Defendant Mill River owns the Mill River Shopping Plaza located at 8191 Columbia Road in Olmsted Falls, Ohio. Because of the widening of Bagley Road, Mill River was required to reconstruct a loading dock located on property immediately adjacent to Bagley Road. Mill River contracted with H & R Mason Contractors (“H & R”) to reconstruct the loading dock. H & R subcontracted the concrete portion of the project to both Westview Concrete and defendant Hydracrete. Westview supplied the concrete and Hydracrete was responsible for pumping the concrete into the walls constructed by H & R. Plaintiff Robert Cross was a Hydracrete employee who was responsible for working the pump truck.
On May 12, 1994, the plaintiff arrived with a pump truck in order to pour the concrete. All the parties were concerned, as the truck was extremely large with a tall boom on top. The project entailed the pouring of concrete under a 13,200-volt CEI power line. Hydracrete had been unaware that there were power lines above the project, as it had not viewed the site before sending the truck. After discussions between Mill River's representative, Jack Page, and H & R's site representative, Gregory Blauser, the plaintiff positioned the truck parallel to and beneath the power line. The boom gradually reached higher in the air as the concrete wall was filled in. As plaintiff was maneuvering the boom, it came into contact with the power line, which caused a power surge through both the pump truck and the concrete supply truck. As a result, the plaintiff was severely injured.

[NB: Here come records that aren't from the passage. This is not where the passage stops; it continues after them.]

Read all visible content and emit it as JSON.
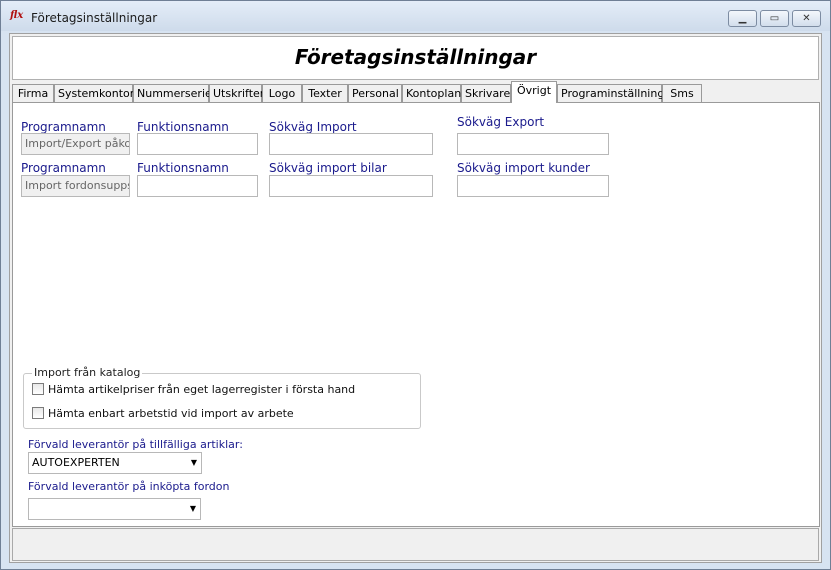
{
  "window": {
    "title": "Företagsinställningar",
    "icon_text": "flx"
  },
  "header": {
    "title": "Företagsinställningar"
  },
  "tabs": [
    {
      "label": "Firma"
    },
    {
      "label": "Systemkonton"
    },
    {
      "label": "Nummerserier"
    },
    {
      "label": "Utskrifter"
    },
    {
      "label": "Logo"
    },
    {
      "label": "Texter"
    },
    {
      "label": "Personal"
    },
    {
      "label": "Kontoplan"
    },
    {
      "label": "Skrivare"
    },
    {
      "label": "Övrigt"
    },
    {
      "label": "Programinställningar"
    },
    {
      "label": "Sms"
    }
  ],
  "active_tab": "Övrigt",
  "row1": {
    "programnamn_label": "Programnamn",
    "programnamn_value": "Import/Export påko",
    "funktionsnamn_label": "Funktionsnamn",
    "funktionsnamn_value": "",
    "import_label": "Sökväg Import",
    "import_value": "",
    "export_label": "Sökväg Export",
    "export_value": ""
  },
  "row2": {
    "programnamn_label": "Programnamn",
    "programnamn_value": "Import fordonsupps",
    "funktionsnamn_label": "Funktionsnamn",
    "funktionsnamn_value": "",
    "import_bilar_label": "Sökväg import bilar",
    "import_bilar_value": "",
    "import_kunder_label": "Sökväg import kunder",
    "import_kunder_value": ""
  },
  "catalog": {
    "title": "Import från katalog",
    "check1": "Hämta artikelpriser från eget lagerregister i första hand",
    "check2": "Hämta enbart arbetstid vid import av arbete"
  },
  "supplier_temp": {
    "label": "Förvald leverantör på tillfälliga artiklar:",
    "value": "AUTOEXPERTEN"
  },
  "supplier_vehicle": {
    "label": "Förvald leverantör på inköpta fordon",
    "value": ""
  }
}
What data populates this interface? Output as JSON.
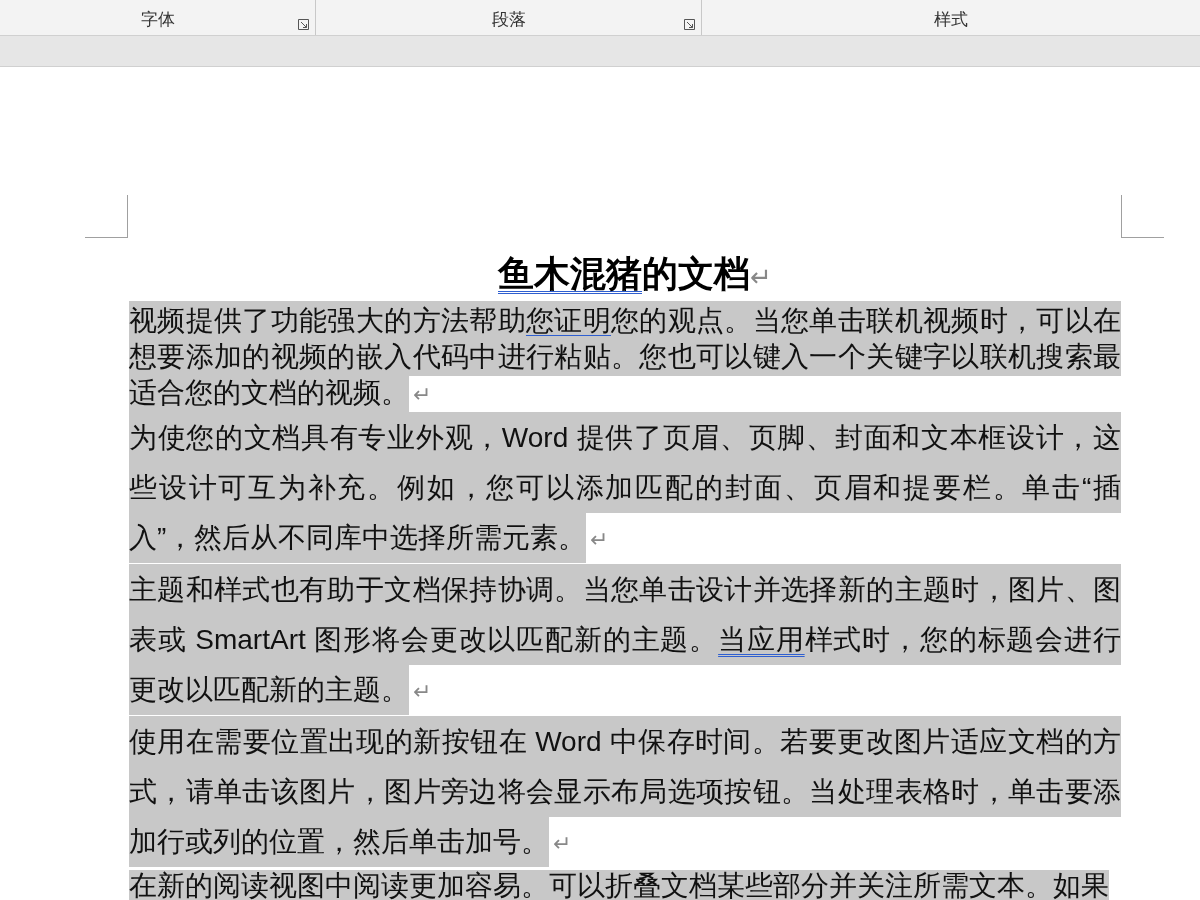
{
  "ribbon_groups": [
    {
      "label": "字体",
      "launcher": true
    },
    {
      "label": "段落",
      "launcher": true
    },
    {
      "label": "样式",
      "launcher": false
    }
  ],
  "document": {
    "title": {
      "segments": [
        {
          "text": "鱼木混猪",
          "proofing": true
        },
        {
          "text": "的文档",
          "proofing": false
        }
      ],
      "mark": "↵"
    },
    "paragraphs": [
      {
        "kind": "compact",
        "highlighted": true,
        "mark": "↵",
        "segments": [
          {
            "text": "视频提供了功能强大的方法帮助",
            "proofing": false
          },
          {
            "text": "您证明",
            "proofing": true
          },
          {
            "text": "您的观点。当您单击联机视频时，可以在想要添加的视频的嵌入代码中进行粘贴。您也可以键入一个关键字以联机搜索最适合您的文档的视频。",
            "proofing": false
          }
        ]
      },
      {
        "kind": "wide",
        "highlighted": true,
        "mark": "↵",
        "segments": [
          {
            "text": "为使您的文档具有专业外观，Word 提供了页眉、页脚、封面和文本框设计，这些设计可互为补充。例如，您可以添加匹配的封面、页眉和提要栏。单击“插入”，然后从不同库中选择所需元素。",
            "proofing": false
          }
        ]
      },
      {
        "kind": "wide",
        "highlighted": true,
        "mark": "↵",
        "segments": [
          {
            "text": "主题和样式也有助于文档保持协调。当您单击设计并选择新的主题时，图片、图表或 SmartArt 图形将会更改以匹配新的主题。",
            "proofing": false
          },
          {
            "text": "当应用",
            "proofing": true
          },
          {
            "text": "样式时，您的标题会进行更改以匹配新的主题。",
            "proofing": false
          }
        ]
      },
      {
        "kind": "wide",
        "highlighted": true,
        "mark": "↵",
        "segments": [
          {
            "text": "使用在需要位置出现的新按钮在 Word 中保存时间。若要更改图片适应文档的方式，请单击该图片，图片旁边将会显示布局选项按钮。当处理表格时，单击要添加行或列的位置，然后单击加号。",
            "proofing": false
          }
        ]
      },
      {
        "kind": "tight",
        "highlighted": true,
        "segments": [
          {
            "text": "在新的阅读视图中阅读更加容易。可以折叠文档某些部分并关注所需文本。如果"
          }
        ]
      }
    ]
  }
}
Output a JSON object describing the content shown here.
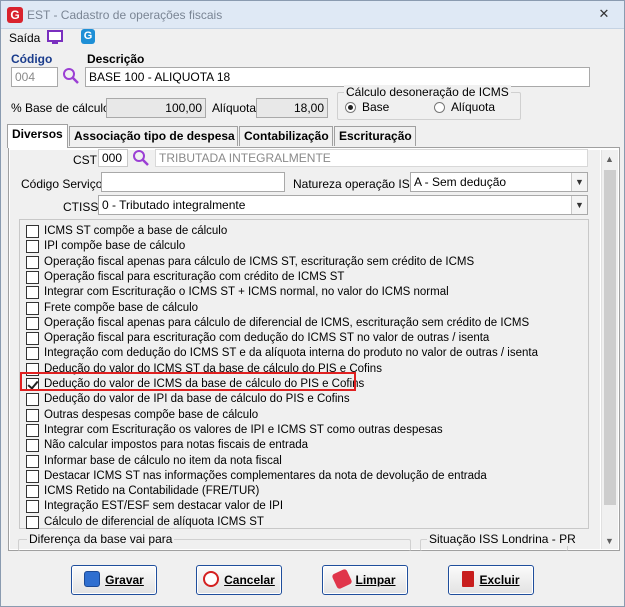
{
  "window": {
    "title": "EST - Cadastro de operações fiscais",
    "app_icon": "G"
  },
  "menu": {
    "saida": "Saída"
  },
  "header": {
    "codigo_label": "Código",
    "codigo_value": "004",
    "descricao_label": "Descrição",
    "descricao_value": "BASE 100 - ALIQUOTA 18",
    "base_calculo_label": "% Base de cálculo",
    "base_calculo_value": "100,00",
    "aliquota_label": "Alíquota",
    "aliquota_value": "18,00",
    "desoneracao": {
      "title": "Cálculo desoneração de ICMS",
      "options": [
        "Base",
        "Alíquota"
      ],
      "selected": "Base"
    }
  },
  "tabs": [
    "Diversos",
    "Associação tipo de despesa",
    "Contabilização",
    "Escrituração"
  ],
  "active_tab": "Diversos",
  "form": {
    "cst_label": "CST",
    "cst_code": "000",
    "cst_desc": "TRIBUTADA INTEGRALMENTE",
    "codigo_servico_label": "Código Serviço",
    "codigo_servico_value": "",
    "natureza_label": "Natureza operação ISS",
    "natureza_value": "A - Sem dedução",
    "ctiss_label": "CTISS",
    "ctiss_value": "0 - Tributado integralmente"
  },
  "checkboxes": [
    {
      "label": "ICMS ST compõe a base de cálculo",
      "checked": false
    },
    {
      "label": "IPI compõe base de cálculo",
      "checked": false
    },
    {
      "label": "Operação fiscal apenas para cálculo de ICMS ST, escrituração sem crédito de ICMS",
      "checked": false
    },
    {
      "label": "Operação fiscal para escrituração com crédito de ICMS ST",
      "checked": false
    },
    {
      "label": "Integrar com Escrituração o ICMS ST + ICMS normal,  no valor do ICMS normal",
      "checked": false
    },
    {
      "label": "Frete compõe base de cálculo",
      "checked": false
    },
    {
      "label": "Operação fiscal apenas para cálculo de diferencial de ICMS, escrituração sem crédito de ICMS",
      "checked": false
    },
    {
      "label": "Operação fiscal para escrituração com dedução do ICMS ST no valor de outras / isenta",
      "checked": false
    },
    {
      "label": "Integração com dedução do ICMS ST e da alíquota interna do produto no valor de outras / isenta",
      "checked": false
    },
    {
      "label": "Dedução do valor do ICMS ST da base de cálculo do PIS e Cofins",
      "checked": false
    },
    {
      "label": "Dedução do valor de ICMS da base de cálculo do PIS e Cofins",
      "checked": true
    },
    {
      "label": "Dedução do valor de IPI da base de cálculo do PIS e Cofins",
      "checked": false
    },
    {
      "label": "Outras despesas compõe base de cálculo",
      "checked": false
    },
    {
      "label": "Integrar com Escrituração os valores de IPI e ICMS ST como outras despesas",
      "checked": false
    },
    {
      "label": "Não calcular impostos para notas fiscais de entrada",
      "checked": false
    },
    {
      "label": "Informar base de cálculo no item da nota fiscal",
      "checked": false
    },
    {
      "label": "Destacar ICMS ST nas informações complementares da nota de devolução de entrada",
      "checked": false
    },
    {
      "label": "ICMS Retido na Contabilidade (FRE/TUR)",
      "checked": false
    },
    {
      "label": "Integração EST/ESF sem destacar valor de IPI",
      "checked": false
    },
    {
      "label": "Cálculo de diferencial de alíquota ICMS ST",
      "checked": false
    }
  ],
  "groups": {
    "diferenca": "Diferença da base vai para",
    "situacao_iss": "Situação ISS Londrina - PR"
  },
  "buttons": {
    "gravar": "Gravar",
    "cancelar": "Cancelar",
    "limpar": "Limpar",
    "excluir": "Excluir"
  },
  "colors": {
    "accent": "#1a3c8c",
    "highlight": "#e02020",
    "icon_purple": "#7a2fbf"
  }
}
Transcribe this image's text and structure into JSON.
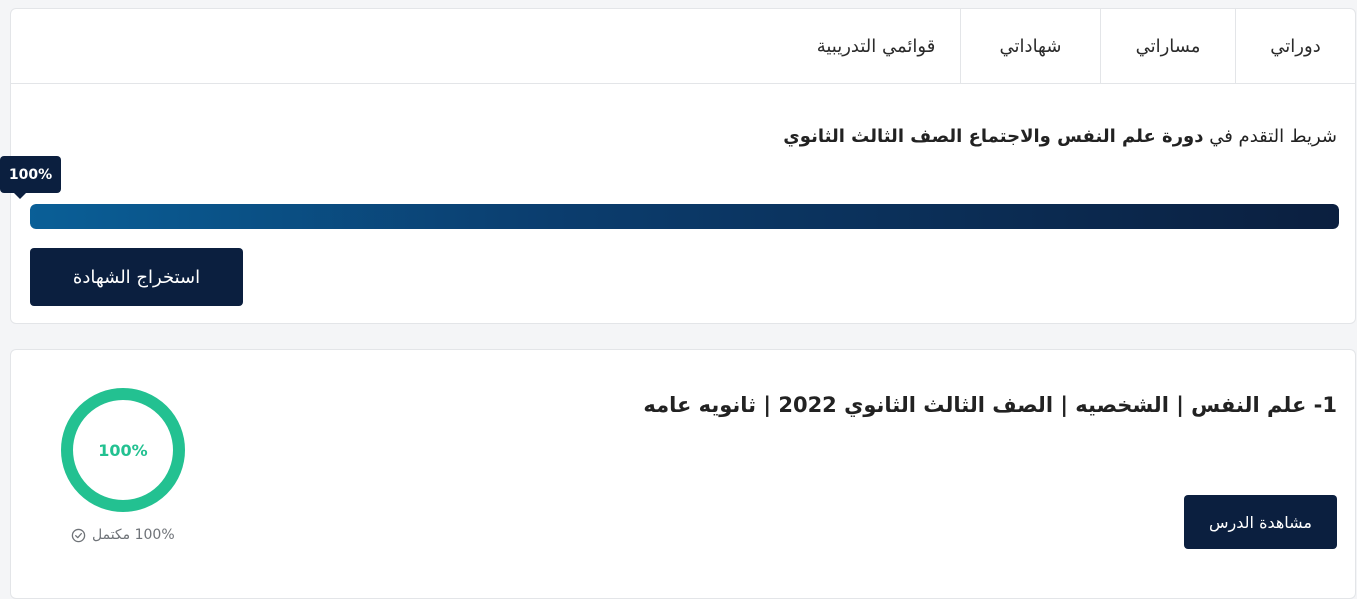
{
  "tabs": [
    {
      "label": "دوراتي"
    },
    {
      "label": "مساراتي"
    },
    {
      "label": "شهاداتي"
    },
    {
      "label": "قوائمي التدريبية"
    }
  ],
  "progress": {
    "prefix": "شريط التقدم في",
    "course_name": "دورة علم النفس والاجتماع الصف الثالث الثانوي",
    "percent_label": "100%",
    "percent": 100,
    "certificate_button": "استخراج الشهادة"
  },
  "lesson": {
    "title": "1- علم النفس | الشخصيه | الصف الثالث الثانوي 2022 | ثانويه عامه",
    "percent_label": "100%",
    "percent": 100,
    "completed_text": "100% مكتمل",
    "watch_button": "مشاهدة الدرس"
  },
  "colors": {
    "primary": "#0b1f3f",
    "accent_green": "#23c191",
    "gradient_start": "#0a5f97"
  },
  "icons": {
    "completed": "check-circle-icon"
  }
}
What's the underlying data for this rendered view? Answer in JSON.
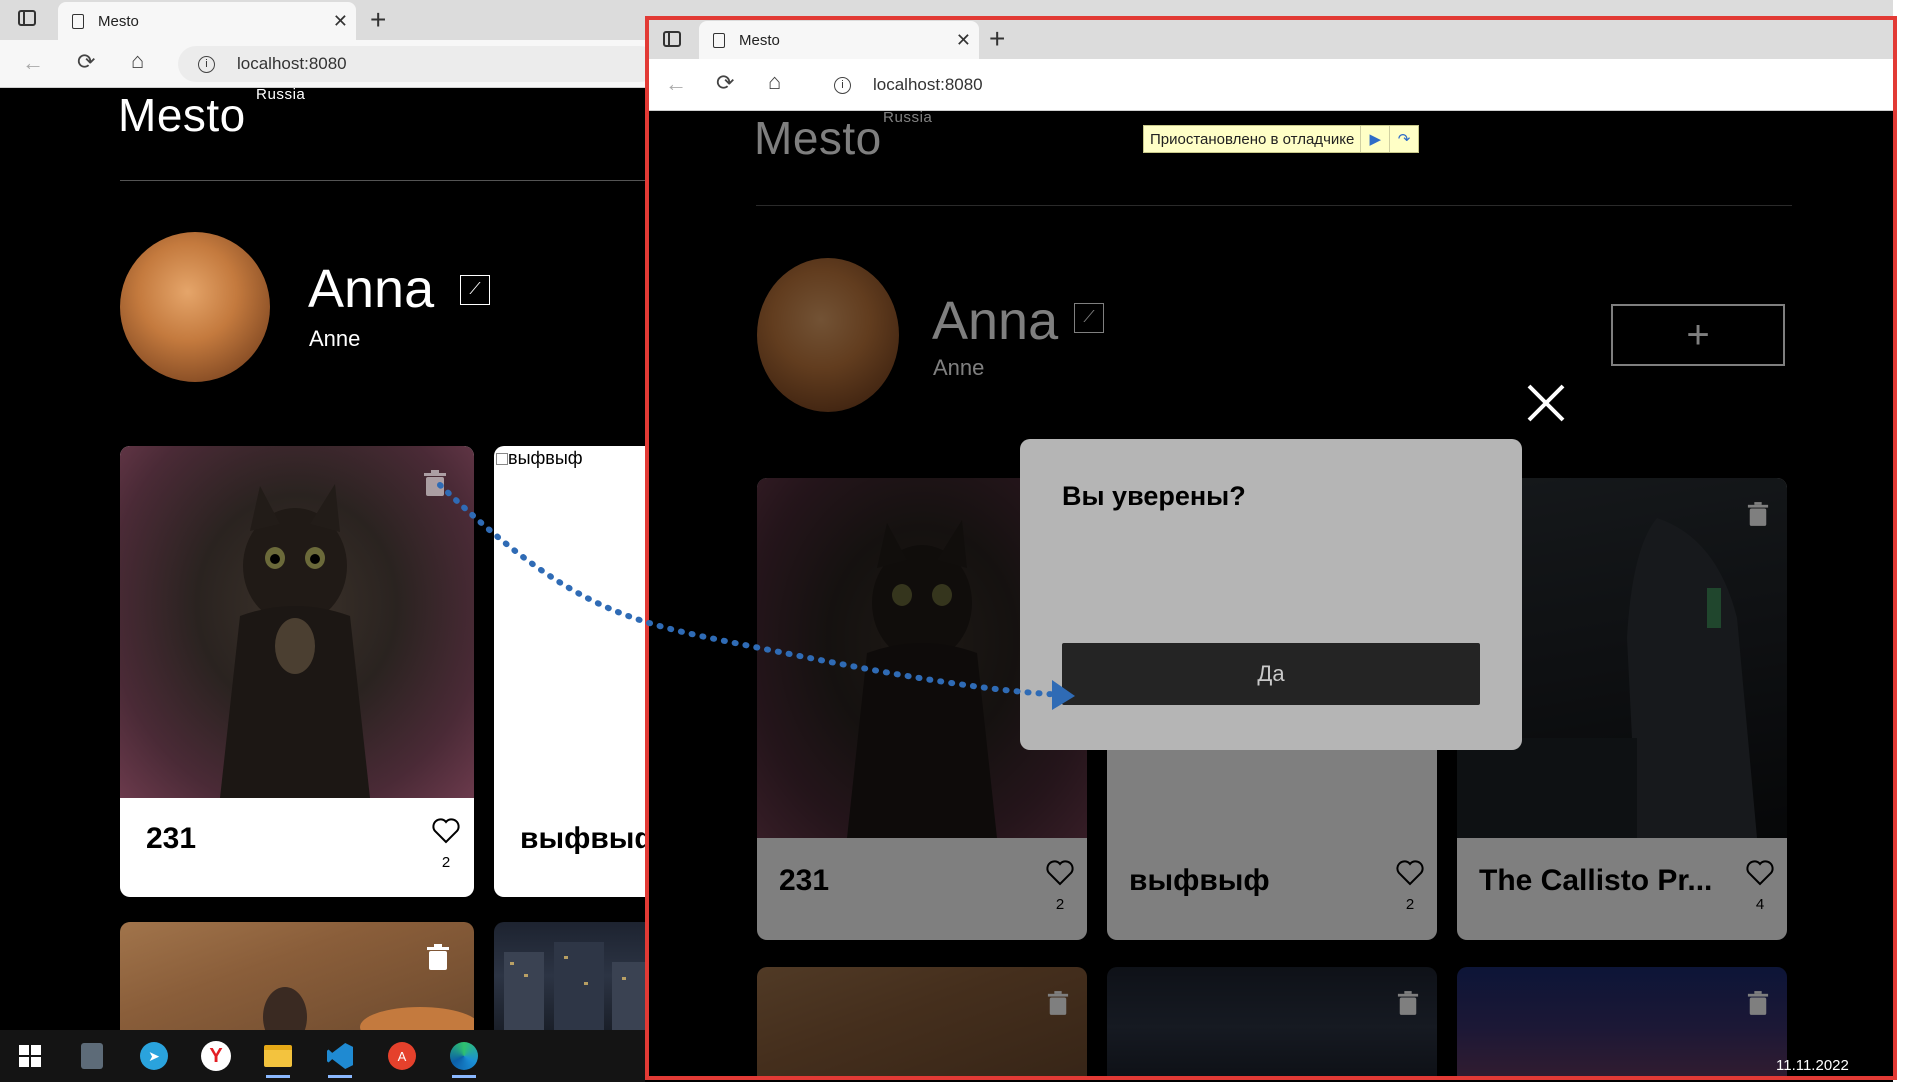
{
  "back_browser": {
    "tab_title": "Mesto",
    "url": "localhost:8080",
    "page": {
      "logo": "Mesto",
      "logo_sub": "Russia",
      "profile_name": "Anna",
      "profile_about": "Anne",
      "cards": [
        {
          "title": "231",
          "likes": "2"
        },
        {
          "title": "выфвыф",
          "alt": "выфвыф"
        }
      ]
    }
  },
  "front_browser": {
    "tab_title": "Mesto",
    "url": "localhost:8080",
    "debugger_banner": "Приостановлено в отладчике",
    "page": {
      "logo": "Mesto",
      "logo_sub": "Russia",
      "profile_name": "Anna",
      "profile_about": "Anne",
      "add_button": "+",
      "cards": [
        {
          "title": "231",
          "likes": "2"
        },
        {
          "title": "выфвыф",
          "likes": "2"
        },
        {
          "title": "The Callisto Pr...",
          "likes": "4"
        }
      ]
    },
    "confirm_popup": {
      "title": "Вы уверены?",
      "confirm_label": "Да",
      "close_symbol": "✕"
    }
  },
  "taskbar": {
    "icons": [
      "windows-start-icon",
      "calculator-icon",
      "telegram-icon",
      "yandex-browser-icon",
      "file-explorer-icon",
      "vscode-icon",
      "translate-icon",
      "edge-icon"
    ],
    "date": "11.11.2022"
  },
  "colors": {
    "annotation_border": "#e23a35",
    "arrow": "#2f6bb5",
    "popup_bg": "#b5b5b5",
    "popup_button": "#242424"
  }
}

Plaintiffs brought an action against Hydracrete and Mill River, contending that Hydracrete should have sent a concrete pump trailer/hose truck to the job site rather than the truck with the boom and that Mill River was liable as it actively participated in the positioning of the truck. The trial court granted summary judgment in favor of Mill River, and after plaintiffs presented their case at trial, the trial court granted Hydracrete's motion for a directed verdict. Plaintiffs timely appeal from these judgments.
We will address plaintiffs' assignments of error in the order presented.
“I. The trial court erred in granting appellee Hydracrete's motion for a directed verdict because when viewing the evidence in a light most favorable to appellant reasonable minds could differ as to whether Hydracrete committed an intentional tort under the standard set forth in Fyffe v. Jeno's, Inc. (1991), 59 Ohio St.3d 115, 570 N.E.2d 1108.”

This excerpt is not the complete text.